In tackling longstanding inequities in oral health and access to dental care, Community Catalyst’s Dental Access Project has been challenging the oral health advocacy community to ask, “how do we know what we think we know?” This applies both to how we understand the wicked problems that keep oral health out of reach for marginalized populations as well as the policy solutions we collectively advance to address them. As part of this effort, Community Catalyst convened the “Tooth Tuesday” series of learning calls with state and community-based advocates to discuss how the oral health care system can be improved by ensuring that people closest to the problems have a voice in developing the solutions. 

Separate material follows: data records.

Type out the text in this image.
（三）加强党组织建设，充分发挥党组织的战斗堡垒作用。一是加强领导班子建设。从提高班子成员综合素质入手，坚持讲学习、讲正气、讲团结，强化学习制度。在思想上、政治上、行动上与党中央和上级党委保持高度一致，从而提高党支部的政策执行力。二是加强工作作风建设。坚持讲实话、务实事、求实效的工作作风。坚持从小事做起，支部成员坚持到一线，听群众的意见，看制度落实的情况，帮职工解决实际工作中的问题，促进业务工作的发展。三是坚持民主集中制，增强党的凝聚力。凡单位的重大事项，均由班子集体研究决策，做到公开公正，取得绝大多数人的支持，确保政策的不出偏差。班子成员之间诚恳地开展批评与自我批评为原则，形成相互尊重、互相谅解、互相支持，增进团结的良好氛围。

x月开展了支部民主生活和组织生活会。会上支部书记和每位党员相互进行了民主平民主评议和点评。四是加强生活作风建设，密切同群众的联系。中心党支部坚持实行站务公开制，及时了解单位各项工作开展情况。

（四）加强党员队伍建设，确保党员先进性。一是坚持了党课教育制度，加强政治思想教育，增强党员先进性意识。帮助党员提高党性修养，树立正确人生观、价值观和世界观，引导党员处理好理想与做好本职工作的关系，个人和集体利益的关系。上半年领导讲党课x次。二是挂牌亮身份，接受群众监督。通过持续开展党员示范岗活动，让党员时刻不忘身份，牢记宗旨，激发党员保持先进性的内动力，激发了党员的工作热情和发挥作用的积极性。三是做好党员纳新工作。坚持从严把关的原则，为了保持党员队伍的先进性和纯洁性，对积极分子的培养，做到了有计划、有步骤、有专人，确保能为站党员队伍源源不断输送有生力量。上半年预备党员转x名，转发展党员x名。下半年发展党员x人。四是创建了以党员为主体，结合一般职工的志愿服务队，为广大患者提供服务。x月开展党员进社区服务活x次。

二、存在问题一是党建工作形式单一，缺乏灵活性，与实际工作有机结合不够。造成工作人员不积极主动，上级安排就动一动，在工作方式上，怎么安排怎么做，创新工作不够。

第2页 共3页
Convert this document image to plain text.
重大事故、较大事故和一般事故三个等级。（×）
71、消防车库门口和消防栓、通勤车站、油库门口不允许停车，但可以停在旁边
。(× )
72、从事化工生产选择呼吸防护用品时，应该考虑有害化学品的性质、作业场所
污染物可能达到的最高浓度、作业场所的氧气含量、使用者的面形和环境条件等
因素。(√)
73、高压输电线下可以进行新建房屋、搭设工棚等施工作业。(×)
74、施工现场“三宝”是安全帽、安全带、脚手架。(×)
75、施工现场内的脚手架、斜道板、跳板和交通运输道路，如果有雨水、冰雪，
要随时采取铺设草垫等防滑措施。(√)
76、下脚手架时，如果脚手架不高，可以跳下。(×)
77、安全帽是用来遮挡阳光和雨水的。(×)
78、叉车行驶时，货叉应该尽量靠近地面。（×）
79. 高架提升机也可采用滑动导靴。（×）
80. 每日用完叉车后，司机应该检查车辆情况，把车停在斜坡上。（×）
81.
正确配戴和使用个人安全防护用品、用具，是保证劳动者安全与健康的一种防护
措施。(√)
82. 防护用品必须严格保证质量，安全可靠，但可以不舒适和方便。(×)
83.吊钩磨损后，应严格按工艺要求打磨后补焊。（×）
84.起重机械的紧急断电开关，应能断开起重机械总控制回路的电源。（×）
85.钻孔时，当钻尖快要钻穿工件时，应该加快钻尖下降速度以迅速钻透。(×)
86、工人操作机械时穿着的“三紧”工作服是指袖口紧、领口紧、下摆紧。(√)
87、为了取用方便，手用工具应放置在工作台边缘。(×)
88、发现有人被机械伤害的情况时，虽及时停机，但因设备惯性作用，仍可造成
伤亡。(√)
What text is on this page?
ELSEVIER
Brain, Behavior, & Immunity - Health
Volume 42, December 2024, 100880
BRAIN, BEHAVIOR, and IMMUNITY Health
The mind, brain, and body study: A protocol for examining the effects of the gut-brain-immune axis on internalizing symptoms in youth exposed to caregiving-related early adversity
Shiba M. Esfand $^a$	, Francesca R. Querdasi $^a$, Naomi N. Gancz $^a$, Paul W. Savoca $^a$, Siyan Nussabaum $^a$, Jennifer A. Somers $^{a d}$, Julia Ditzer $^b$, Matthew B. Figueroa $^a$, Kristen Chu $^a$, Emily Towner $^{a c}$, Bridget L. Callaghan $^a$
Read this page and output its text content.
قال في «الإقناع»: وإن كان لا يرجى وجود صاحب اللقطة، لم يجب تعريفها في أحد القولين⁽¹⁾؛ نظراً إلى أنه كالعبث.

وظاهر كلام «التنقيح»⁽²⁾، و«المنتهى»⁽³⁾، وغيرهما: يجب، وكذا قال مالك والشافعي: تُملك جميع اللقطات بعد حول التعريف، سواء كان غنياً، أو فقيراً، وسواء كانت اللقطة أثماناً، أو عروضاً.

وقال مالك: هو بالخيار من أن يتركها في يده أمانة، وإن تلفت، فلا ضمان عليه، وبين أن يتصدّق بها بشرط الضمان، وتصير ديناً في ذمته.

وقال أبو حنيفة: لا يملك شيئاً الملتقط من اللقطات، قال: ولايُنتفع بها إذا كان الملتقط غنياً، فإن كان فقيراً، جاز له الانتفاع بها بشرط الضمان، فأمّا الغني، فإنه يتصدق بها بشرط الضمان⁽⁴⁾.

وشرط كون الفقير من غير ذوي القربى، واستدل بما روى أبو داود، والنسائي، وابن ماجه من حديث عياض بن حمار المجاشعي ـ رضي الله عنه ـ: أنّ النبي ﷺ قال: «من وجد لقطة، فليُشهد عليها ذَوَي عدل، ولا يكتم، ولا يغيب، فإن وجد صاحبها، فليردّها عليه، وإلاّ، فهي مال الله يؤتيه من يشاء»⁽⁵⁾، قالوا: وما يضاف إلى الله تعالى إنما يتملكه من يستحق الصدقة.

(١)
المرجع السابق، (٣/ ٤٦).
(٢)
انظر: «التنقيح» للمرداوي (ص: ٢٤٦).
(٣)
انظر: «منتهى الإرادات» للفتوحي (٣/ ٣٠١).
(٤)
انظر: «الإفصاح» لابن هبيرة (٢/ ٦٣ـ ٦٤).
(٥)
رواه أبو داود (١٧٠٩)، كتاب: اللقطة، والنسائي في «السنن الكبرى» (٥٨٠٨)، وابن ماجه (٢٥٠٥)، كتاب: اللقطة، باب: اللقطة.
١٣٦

Oral Health is an Equity Issue 

As the first Tooth Tuesday call laid out, oral health is an equity issue, in and of itself – marginalized communities continue to face disproportionately high barriers to good oral health. But just as these communities face a confluence of broader social, economic and health inequities, advocates must recognize how oral health is tied to and compounds issues like pay inequity, employment, food security and overall well-being. Moreover, as Community Catalyst’s Kasey Wilson noted, our prevailing approaches to oral health advocacy often perpetuate power imbalances that leave affected communities without a voice at the table, ultimately hindering our ability to advance more equitable and community-informed policies, “To know that policy solutions will be effective, we must be in communication and relationship with people directly affected.” 

The Need for (Good) Data  

The ways we collect and utilize data are critical to effective advocacy and policy development; however, as Dr. Eleanor Fleming noted on our second Tooth Tuesday call, marginalized communities are often left out of our current approaches to oral health data collection, including conversations about what data is collected and how it is used. Cornell P. Wright, executive director of the North Carolina Office of Minority Health & Health Disparities emphasized the importance of making public health data readily available to the communities most impacted by health inequities or lack of access to care. Ensuring that data is representative and empowering communities to use data is critical to advancing policy solutions that are most likely to meet their needs. Kasey Wilson also underscored the importance of pairing large quantitative data sets with qualitative data that accurately captures the lived experiences of affected communities. 

Changing Payment 

During our third Tooth Tuesday call, we challenged advocates to consider how dental coverage programs like Medicaid might be re-envisioned to better meet the needs of the communities that face the highest barriers to oral health. In working with community-based organizations and Medicaid patients in her state, Pareesa Charmchi-Goodwin of the Connecticut Oral Health Initiative found that the prevailing structure of dental coverage often doesn’t work for communities most in need of care. She noted that rigid benefit policies (i.e., what services are covered and how frequently they are provided) can prevent people from getting the care they need in a timely manner and reinforce an outdated one-size-fits-all approach to dental care. Dr. Jane Zhu at the Oregon Health Sciences University highlighted the importance of community engagement strategies in designing Medicaid dental benefits and payment policies, noting that directly involving communities in decision-making is critical for ensuring fairness, equity, and accountability. Dr. Zhu also challenged the oral health community to take initiative to better understand what measures of success for dental coverage programs are most important to the communities served by them. 

Quality Over Quantity 

As with other areas of health and public policy, when it comes to oral health care, we largely get what we measure and pay for. During our fourth Tooth Tuesday call, we challenged participants to consider how community-informed approaches to paying for care can address oral health inequities. Greg Howe at the Center for Health Care Strategies noted that the most common approaches to paying for dental care today emphasize volume rather than quality of care and often incentivize providers to deliver higher cost services irrespective of the needs of their patients. Both Greg and Community Catalyst’s Rachelle Brill emphasized the importance of involving patients and communities in the decision making of how care is paid for. This requires understanding what’s most important to patients when attempting to access the care they need, giving underserved communities a voice in determining how programs like Medicaid define value or quality, and tying payment incentives to measures that emphasize equity. 

We hope that the Tooth Tuesday series is just the start of an ongoing conversation among oral health advocates, policymakers and marginalized communities in getting our dental care system unstuck from the status quo. However, we simply cannot do so without centering the experiences and voices of communities who have long been left out of the decisions that affect them.